Elle rota, puis haussa ses sourcils fournis, épilés au milimètre près par sa petite-amie estheticienne.
— Désolée. J'ai oublié que le manque de second degré de Ben était sexuellement transmissible.
Je lui lançai une orange qu'elle évita sans peine en me tirant la langue. Elle devint cependant sérieuse deux secondes plus tard.
— Appelle-le ! Fais-le pendant que je suis là pour qu'il comprenne que ses actions auront des conséquences.
— Je ne veux pas lui parler.
J'embrayai, le doigt levé avant qu'elle ne trouve le temps d'objecter :
— Parler avec lui me vide de ma joie de vivre, Émilie. Je ne me sens pas la force en ce moment.
— Ok, concéda-t-elle.
Elle alla rincer son assiette. Je la remplaçai sur le canapé désormais moins confortable, les genoux ramenés contre ma poitrine. Elle sortit son téléphone de sa poche, pianota un instant sur l'écran, puis s'accouda au comptoir, l'appareil collé à son oreille.
— Helloooo ! Suis-je bien en contact avec mon gros porc de cousin ? cracha-t-elle après un instant.
Oh non !
Je serrai un peu plus mes jambes contre mon estomac noué, anticipant la tempête qui ne se fit pas attendre, car Emilie se redressa en menaçant l'air de son index manucuré, faute d'avoir Ben sous la main.

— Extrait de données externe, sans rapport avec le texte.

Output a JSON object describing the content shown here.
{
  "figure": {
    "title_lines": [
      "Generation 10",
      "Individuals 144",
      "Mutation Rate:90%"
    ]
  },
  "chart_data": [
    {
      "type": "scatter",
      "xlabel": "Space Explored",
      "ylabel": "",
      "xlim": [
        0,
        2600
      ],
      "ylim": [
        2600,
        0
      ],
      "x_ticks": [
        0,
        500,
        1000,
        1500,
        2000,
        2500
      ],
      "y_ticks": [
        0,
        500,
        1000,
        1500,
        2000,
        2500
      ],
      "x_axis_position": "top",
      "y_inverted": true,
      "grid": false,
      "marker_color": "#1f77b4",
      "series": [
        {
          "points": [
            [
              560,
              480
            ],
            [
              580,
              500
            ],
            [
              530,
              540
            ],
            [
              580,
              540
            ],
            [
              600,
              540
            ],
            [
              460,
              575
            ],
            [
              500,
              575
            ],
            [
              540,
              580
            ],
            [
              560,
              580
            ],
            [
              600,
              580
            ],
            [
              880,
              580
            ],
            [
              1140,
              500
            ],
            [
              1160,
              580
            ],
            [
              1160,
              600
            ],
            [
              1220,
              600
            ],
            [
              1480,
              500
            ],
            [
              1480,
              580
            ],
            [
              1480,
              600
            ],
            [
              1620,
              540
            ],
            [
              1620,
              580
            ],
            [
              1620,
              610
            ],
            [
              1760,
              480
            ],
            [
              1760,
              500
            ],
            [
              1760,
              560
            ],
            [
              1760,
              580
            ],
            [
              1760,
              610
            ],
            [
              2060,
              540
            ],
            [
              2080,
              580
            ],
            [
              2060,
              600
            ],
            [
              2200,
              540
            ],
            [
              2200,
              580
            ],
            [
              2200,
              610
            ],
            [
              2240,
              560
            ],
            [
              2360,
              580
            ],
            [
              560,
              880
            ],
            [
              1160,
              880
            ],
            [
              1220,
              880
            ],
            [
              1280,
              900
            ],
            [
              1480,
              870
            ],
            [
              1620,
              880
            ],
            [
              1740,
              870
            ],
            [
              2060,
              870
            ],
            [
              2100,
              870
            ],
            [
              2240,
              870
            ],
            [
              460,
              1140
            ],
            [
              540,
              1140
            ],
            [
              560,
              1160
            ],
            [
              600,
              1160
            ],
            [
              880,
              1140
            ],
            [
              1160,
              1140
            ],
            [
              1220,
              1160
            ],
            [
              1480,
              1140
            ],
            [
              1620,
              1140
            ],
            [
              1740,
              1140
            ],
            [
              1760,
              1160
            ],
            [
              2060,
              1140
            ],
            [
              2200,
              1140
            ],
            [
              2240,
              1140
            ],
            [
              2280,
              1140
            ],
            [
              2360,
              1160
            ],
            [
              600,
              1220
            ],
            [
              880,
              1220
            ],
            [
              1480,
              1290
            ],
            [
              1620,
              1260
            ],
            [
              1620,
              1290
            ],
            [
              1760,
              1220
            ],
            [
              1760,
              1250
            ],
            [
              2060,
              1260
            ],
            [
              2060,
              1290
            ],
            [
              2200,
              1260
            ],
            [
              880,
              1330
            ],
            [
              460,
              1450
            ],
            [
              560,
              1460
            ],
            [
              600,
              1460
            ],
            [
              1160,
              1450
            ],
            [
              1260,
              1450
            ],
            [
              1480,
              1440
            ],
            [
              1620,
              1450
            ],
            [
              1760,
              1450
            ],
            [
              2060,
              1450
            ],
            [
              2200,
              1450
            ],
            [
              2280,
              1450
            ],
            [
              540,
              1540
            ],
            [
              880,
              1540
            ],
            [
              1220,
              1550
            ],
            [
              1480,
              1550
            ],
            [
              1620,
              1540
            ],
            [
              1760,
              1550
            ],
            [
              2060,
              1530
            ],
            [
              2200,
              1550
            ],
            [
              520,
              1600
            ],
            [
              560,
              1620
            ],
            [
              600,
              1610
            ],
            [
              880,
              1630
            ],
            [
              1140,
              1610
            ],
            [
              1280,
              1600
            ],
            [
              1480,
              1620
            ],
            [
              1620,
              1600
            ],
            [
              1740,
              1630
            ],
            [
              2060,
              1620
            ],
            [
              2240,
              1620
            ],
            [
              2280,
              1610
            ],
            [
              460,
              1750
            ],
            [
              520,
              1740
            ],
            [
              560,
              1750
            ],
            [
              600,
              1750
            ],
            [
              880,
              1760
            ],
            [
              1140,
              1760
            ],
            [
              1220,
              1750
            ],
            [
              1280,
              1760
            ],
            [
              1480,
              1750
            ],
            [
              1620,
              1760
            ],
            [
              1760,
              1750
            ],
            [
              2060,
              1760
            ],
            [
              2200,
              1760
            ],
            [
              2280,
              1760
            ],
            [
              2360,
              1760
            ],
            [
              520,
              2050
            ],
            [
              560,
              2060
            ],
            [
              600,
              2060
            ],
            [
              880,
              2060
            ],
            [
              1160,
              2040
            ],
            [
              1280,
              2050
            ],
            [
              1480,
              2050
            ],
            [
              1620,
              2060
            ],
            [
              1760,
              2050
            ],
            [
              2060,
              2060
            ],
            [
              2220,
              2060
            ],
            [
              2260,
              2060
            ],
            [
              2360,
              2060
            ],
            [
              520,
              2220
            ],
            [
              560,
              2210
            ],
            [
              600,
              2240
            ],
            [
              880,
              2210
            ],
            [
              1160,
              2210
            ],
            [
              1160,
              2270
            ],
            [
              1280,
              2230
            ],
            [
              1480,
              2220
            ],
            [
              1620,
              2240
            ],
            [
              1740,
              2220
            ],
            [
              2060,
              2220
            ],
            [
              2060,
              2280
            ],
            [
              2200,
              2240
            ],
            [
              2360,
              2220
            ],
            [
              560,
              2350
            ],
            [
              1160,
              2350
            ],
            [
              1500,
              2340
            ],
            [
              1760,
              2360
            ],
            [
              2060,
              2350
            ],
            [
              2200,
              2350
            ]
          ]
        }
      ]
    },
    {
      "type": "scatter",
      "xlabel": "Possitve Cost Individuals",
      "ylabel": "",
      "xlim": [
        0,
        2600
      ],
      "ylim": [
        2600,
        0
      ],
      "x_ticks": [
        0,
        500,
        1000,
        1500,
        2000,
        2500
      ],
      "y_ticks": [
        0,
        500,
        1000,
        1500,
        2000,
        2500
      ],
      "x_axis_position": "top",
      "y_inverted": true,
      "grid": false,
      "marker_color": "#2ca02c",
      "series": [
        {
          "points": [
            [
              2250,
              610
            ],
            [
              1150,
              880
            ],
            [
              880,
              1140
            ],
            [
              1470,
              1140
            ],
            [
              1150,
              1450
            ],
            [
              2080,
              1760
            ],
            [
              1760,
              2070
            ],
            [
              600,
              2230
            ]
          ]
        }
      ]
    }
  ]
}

— Remercie ton cher papounet de te cacher sur cette île ACHETÉE AVEC L'ARGENT DE NOS IMPÔTS, car à l'heure qu'il est, pandémie ou pas, je t'aurais retrouvé et éventré, sale déjanté.
Ben ne répondait jamais à ses provocations, car sa cousine était la seule à ne pas redouter les retombés de brailler en plein milieu du hall de la fac, quelque chose comme il n'avait pas besoin d'un nouveau nez, mais d'une nouvelle paire de couilles. Je le soupçonnais même de craindre la blonde.
Alors devant le silence de celle-ci et sa mine scandalisée, je me redressai sur le canapé, une boule de la taille d'une orange au milieu de la gorge.
Qu'est-ce qui pouvait mettre Émilie dans cet état ?
— Tu n'as pas osé, dit-elle dans un souffle avant de me fixer avec une mine qui ne fit qu'accentuer mon anxiété.
Dans ma tête, je lui hurlais de cracher le morceau. Mais dans la réalité, aucun son ne parvint à franchir mes lèvres sèches. Elle finit par poser son téléphone pour m'annoncer d'un ton solennel :
— Alexa. Ce malade a fait pirater ton compte Icloud. Qui est Kwan Tan ?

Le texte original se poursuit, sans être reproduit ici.